Efficiency in the field of economics increases when either 1) outputs are increased for a given level of inputs, or 2) inputs are decreased for a given level of output. Estimating efficiency in the medical field is more difficult, however, since the output (marginal health improvement) is difficult to measure. In the area of hospitals, some researchers have estimated the cost per hospital stay, or cost per patient-day as an estimate of efficiency. Newhouse (1994) offers a striking analogy of why this would not be a good measure of efficiency.

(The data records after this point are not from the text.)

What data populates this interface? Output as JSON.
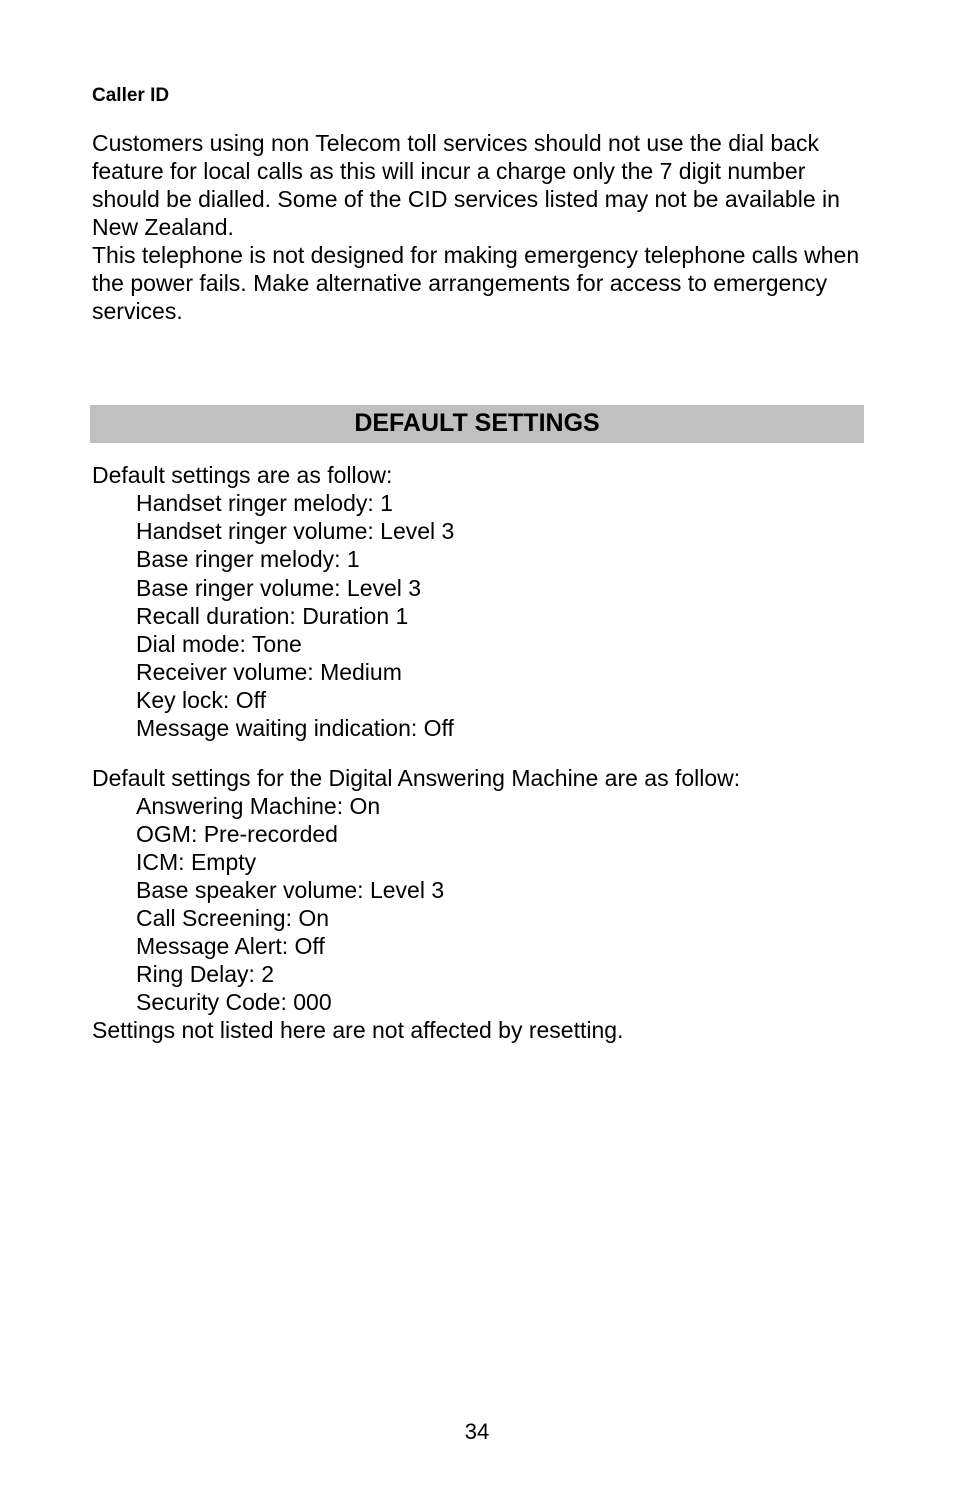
{
  "callerId": {
    "heading": "Caller ID",
    "para1": "Customers using non Telecom toll services should not use the dial back feature for local calls as this will incur a charge only the 7 digit number should be dialled. Some of the CID services listed may not be available in New Zealand.",
    "para2": "This telephone is not designed for making emergency telephone calls when the power fails.  Make alternative arrangements for access to emergency services."
  },
  "defaultSettings": {
    "title": "DEFAULT SETTINGS",
    "intro1": "Default settings are as follow:",
    "handset": {
      "ringerMelody": "Handset ringer melody:  1",
      "ringerVolume": "Handset ringer volume:  Level 3",
      "baseRingerMelody": "Base ringer melody:  1",
      "baseRingerVolume": "Base ringer volume:  Level 3",
      "recallDuration": "Recall duration:  Duration 1",
      "dialMode": "Dial mode:  Tone",
      "receiverVolume": "Receiver volume:  Medium",
      "keyLock": "Key lock:  Off",
      "messageWaiting": "Message waiting indication:  Off"
    },
    "intro2": "Default settings for the Digital Answering Machine are as follow:",
    "answering": {
      "answeringMachine": "Answering Machine:  On",
      "ogm": "OGM:  Pre-recorded",
      "icm": "ICM:  Empty",
      "baseSpeakerVolume": "Base speaker volume:  Level 3",
      "callScreening": "Call Screening:  On",
      "messageAlert": "Message Alert:  Off",
      "ringDelay": "Ring Delay:  2",
      "securityCode": "Security Code:  000"
    },
    "footer": "Settings not listed here are not affected by resetting."
  },
  "pageNumber": "34"
}
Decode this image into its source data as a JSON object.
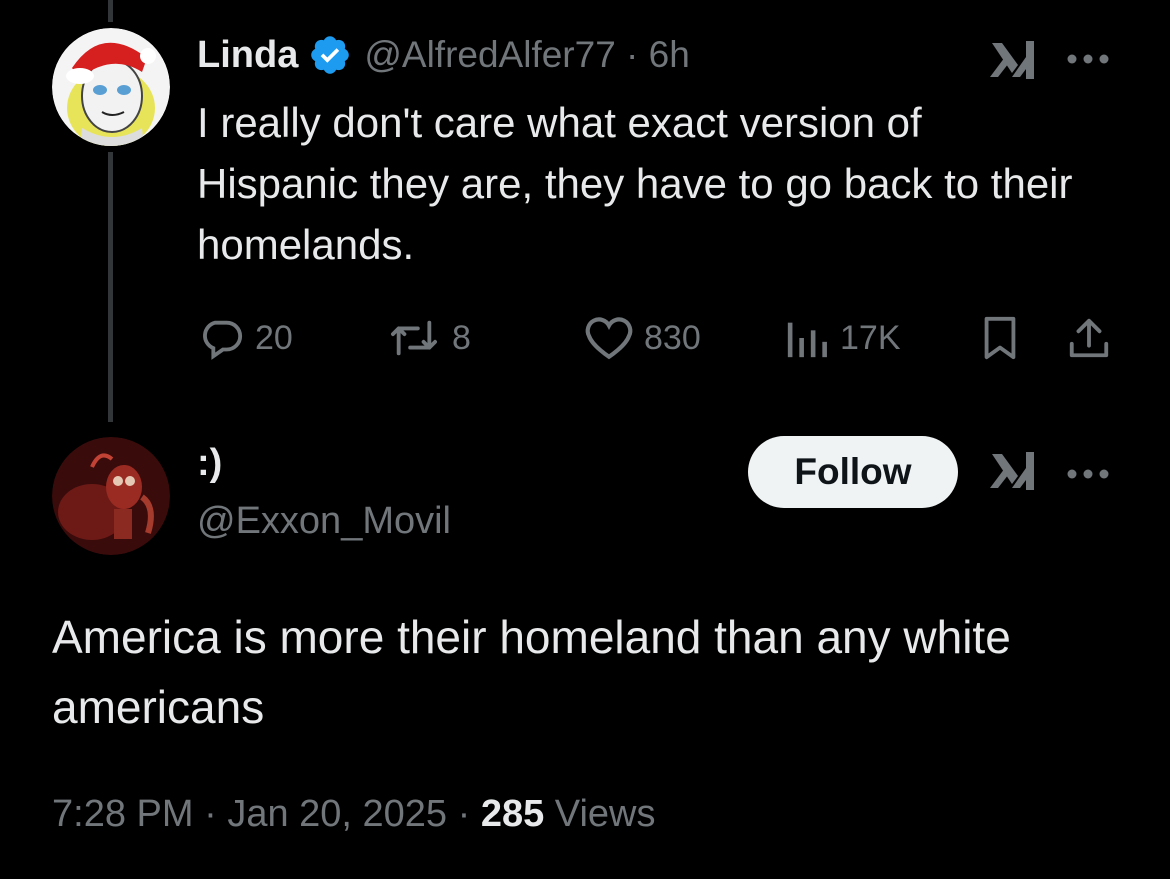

“Consider the following analogy. Among the amenities of first-class air travel are wider seats, better food, and a higher ratio of flight attendants to passengers than in the coach section. These amenities are obviously valued because some passengers pay an incremental amount for them. An analog to patient-days or stays in air travel is passenger-miles or the number of passengers; without additional adjustment, however, such output measures would make the additional costs associated with the first class section appear as inefficiency, not as something consumers valued.”
There are other difficulties in measuring hospital efficiency. For instance,
- Many hospital inputs are typically omitted. For instance, capital inputs and the labor costs from physicians with admitting privileges are frequently omitted.
- Case mix controls are not perfect and often hide significant variation in patient illness severity within each diagnostic cost group (DRG).
- When using frontier analysis to measure efficiency, strong assumptions are needed. Data Envelopment Analysis (DEA) assumes no measurement error. [“Random measurement error that is inframarginal (off the frontier) will not affect the location of the frontier, though it will affect how inefficient any given firm appears to be, but sufficiently large error in a given direction will move the frontier itself, thereby increasing the measured inefficiency among firms lying near that segment of the frontier.”] Stochastic frontier estimation allows for measurement error, but makes specific assumptions on the error distribution.
- There are many outputs to estimate. Estimating aggregate efficiency for each hospital does not provide sufficient detail. However, creating an efficiency measure for each disease type or patient types creates a more difficult estimation problem. Further, there is no obviously superior manner in which to aggreate these disease specific scores into a single, hospital-wide efficiency score.
Newhouse J (1994) “Frontier Estimation: How useful a tool for health economics?” Journal of Health Economics, v13(3): 317-322.